Apenas entro, una oleada de calor me envuelve. La casa está tibia, iluminada con una luz suave, y el olor a carne asada flota en el aire como una caricia caliente después del frío de afuera.
Teo corre adelante mío y señala la mesa con los brazos abiertos, orgulloso.
—¡Mirá, Cami! ¡Ya está todo listo!
Mi mirada se desliza por la mesa. Pan recién cortado, tartas doradas, una ensalada fresca… En tan poco tiempo prepararon todo esto. Siento un pequeño nudo en el pecho. Hace mucho que nadie prepara algo así para mí.

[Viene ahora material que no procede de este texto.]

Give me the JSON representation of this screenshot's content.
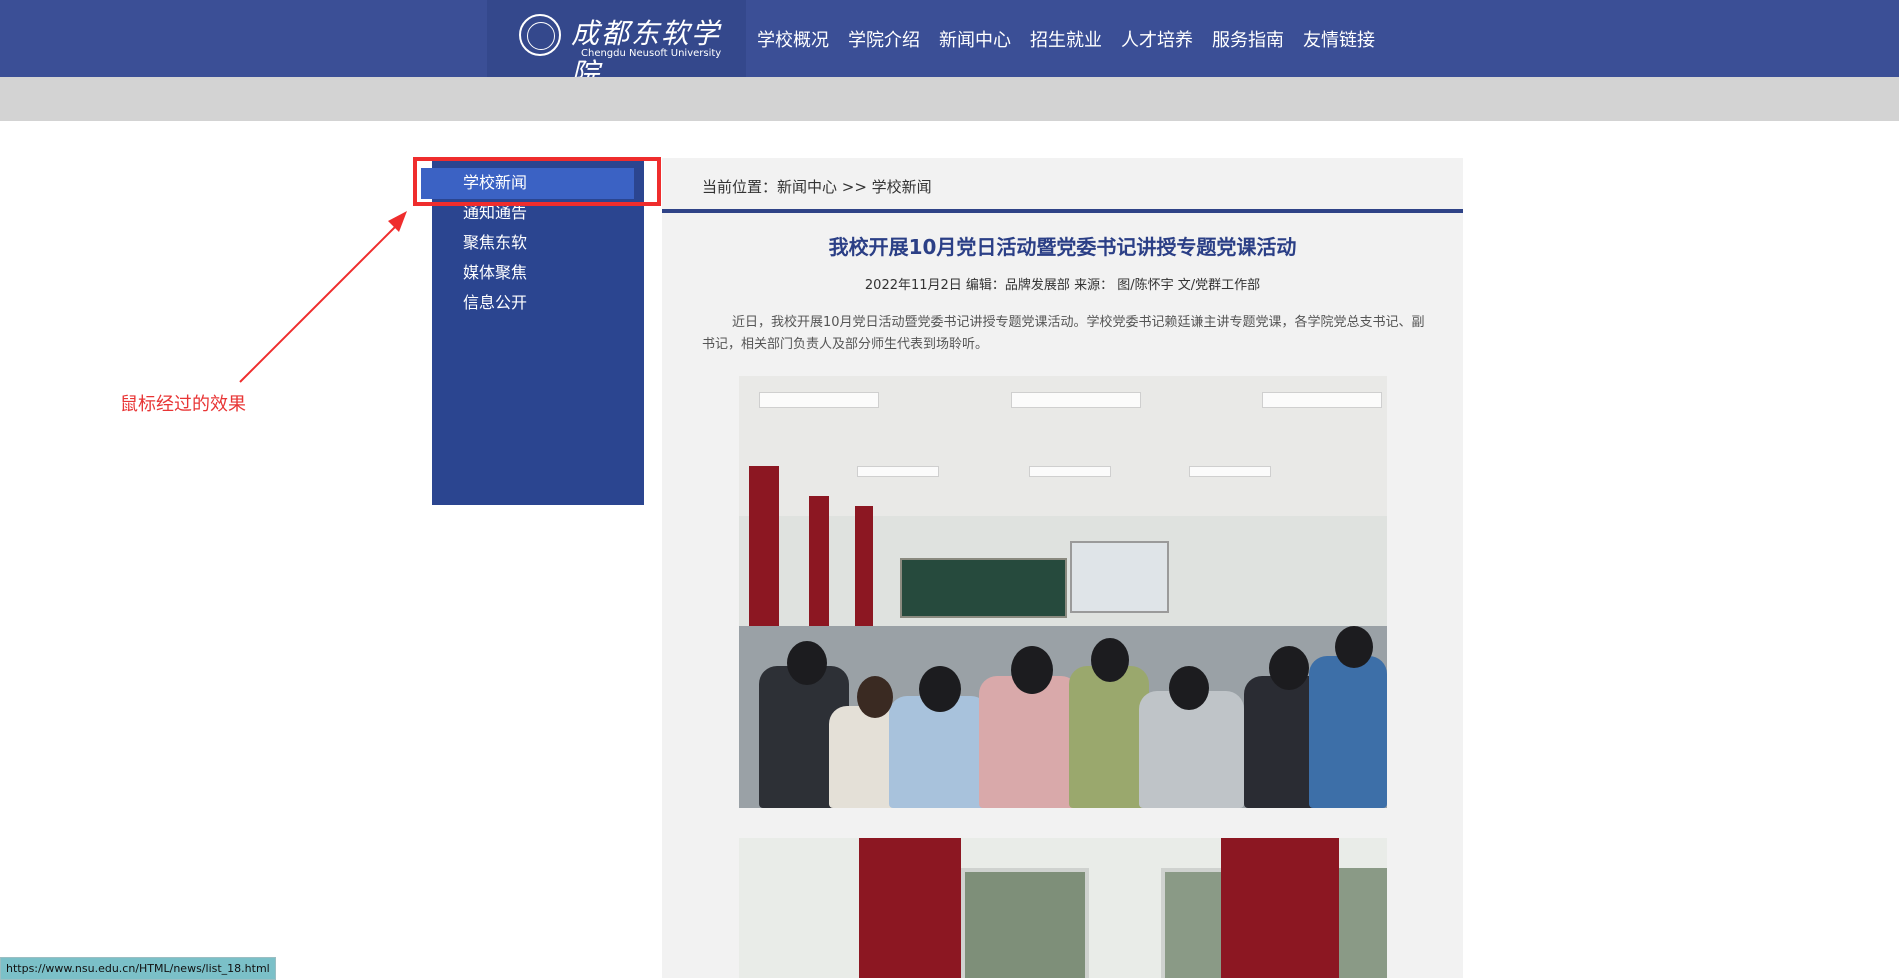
{
  "header": {
    "logo_cn": "成都东软学院",
    "logo_en": "Chengdu Neusoft University",
    "nav": [
      "学校概况",
      "学院介绍",
      "新闻中心",
      "招生就业",
      "人才培养",
      "服务指南",
      "友情链接"
    ]
  },
  "sidebar": {
    "items": [
      "学校新闻",
      "通知通告",
      "聚焦东软",
      "媒体聚焦",
      "信息公开"
    ],
    "active_index": 0
  },
  "content": {
    "breadcrumb": "当前位置：新闻中心 >> 学校新闻",
    "title": "我校开展10月党日活动暨党委书记讲授专题党课活动",
    "meta": "2022年11月2日 编辑：品牌发展部 来源： 图/陈怀宇 文/党群工作部",
    "body": "近日，我校开展10月党日活动暨党委书记讲授专题党课活动。学校党委书记赖廷谦主讲专题党课，各学院党总支书记、副书记，相关部门负责人及部分师生代表到场聆听。"
  },
  "annotation": {
    "text": "鼠标经过的效果"
  },
  "status_bar": {
    "url": "https://www.nsu.edu.cn/HTML/news/list_18.html"
  },
  "colors": {
    "header": "#3b4f96",
    "sidebar": "#2b4590",
    "active": "#3b62c4",
    "annotation_red": "#ef2d2d",
    "title_blue": "#2b3f86"
  }
}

—Espero que tengas hambre —dice Alden mientras deja el cuchillo—. Cociné bastante.
—Bastante —repito, medio riéndome—. Y yo únicamente traje un budín.
—Cam, sos nuestra invitada.
Le sonrío a Teo. Alden toma el budín y lo acomoda en la mesa como si fuera parte esencial del banquete. Luego me señala la silla. Me siento, agradecida.
Teo acomoda la servilleta sobre las piernas con una seriedad adorable. Alden sirve los platos y el ambiente se vuelve… acogedor. Un hogar en Navidad, algo que creí que había perdido para siempre.
—¿Te gusta la carne? —pregunta mientras corta.
—Mucho —digo sincera, mirando lo jugosa que está, rodeada de papas y verdura—. Huele increíble.
—Gracias.
Comemos en un silencio cómodo. Teo nos cuenta que armó una catapulta con palitos de helado y que casi rompe una ventana. Alden lo mira con una mezcla perfecta de resignación y orgullo. Esa conexión entre ellos me toca algo que no sabía que tenía tan sensible.
—¿Vos tenés mamá?
Alden le toca el hombro, suave.
—Hijo… eso no se pregunta así.
Trago despacio.
—No pasa nada —le digo, y es verdad—. Tengo papá y… una madrastra.
—¿Y tu mamá? —pregunta bajito, casi tierno.
Alden me sirve jugo sin que yo lo pida. Tomo un sorbo antes de responder.
—Falleció cuando yo era chiquita.
Teo asiente como si reconociera ese dolor.
—La mía también —susurra, tocando el borde del plato—. No me vio nunca con… con mis cosas.
Alden le acaricia el pelo, cálido, firme.
—Era una gran mujer —dice con una mirada que habla de amor y pérdida—. Y estaría orgullosa. Sabés que desde la luna te ve.
Teo sonríe, chiquito, y vuelve a comer de golpe, como si hubiera decidido que la tristeza dura poquito esta noche.
Cuando terminamos, el reloj marca las 22 hs. Teo se levanta con la emoción de siempre.
—¡Regalos!
Alden se ríe.
—Traelos, campeón.
Teo vuelve con un dibujo arrugado y me lo entrega. Lo abro despacio. Somos nosotros tres frente al árbol. Yo, con mi bata de veterinaria. Alden riéndose. El árbol lleno de estrellas. Una escena imposible, pero hermosa.
—Es hermoso —le digo, sintiendo que se me afloja algo adentro—. Gracias.
Teo entrega otro dibujo a su papá y luego corre a abrir los demás regalos. Alden y yo nos movemos al sillón, observándolo como si estuviéramos viendo un pequeño cometa saltar de un lado a otro.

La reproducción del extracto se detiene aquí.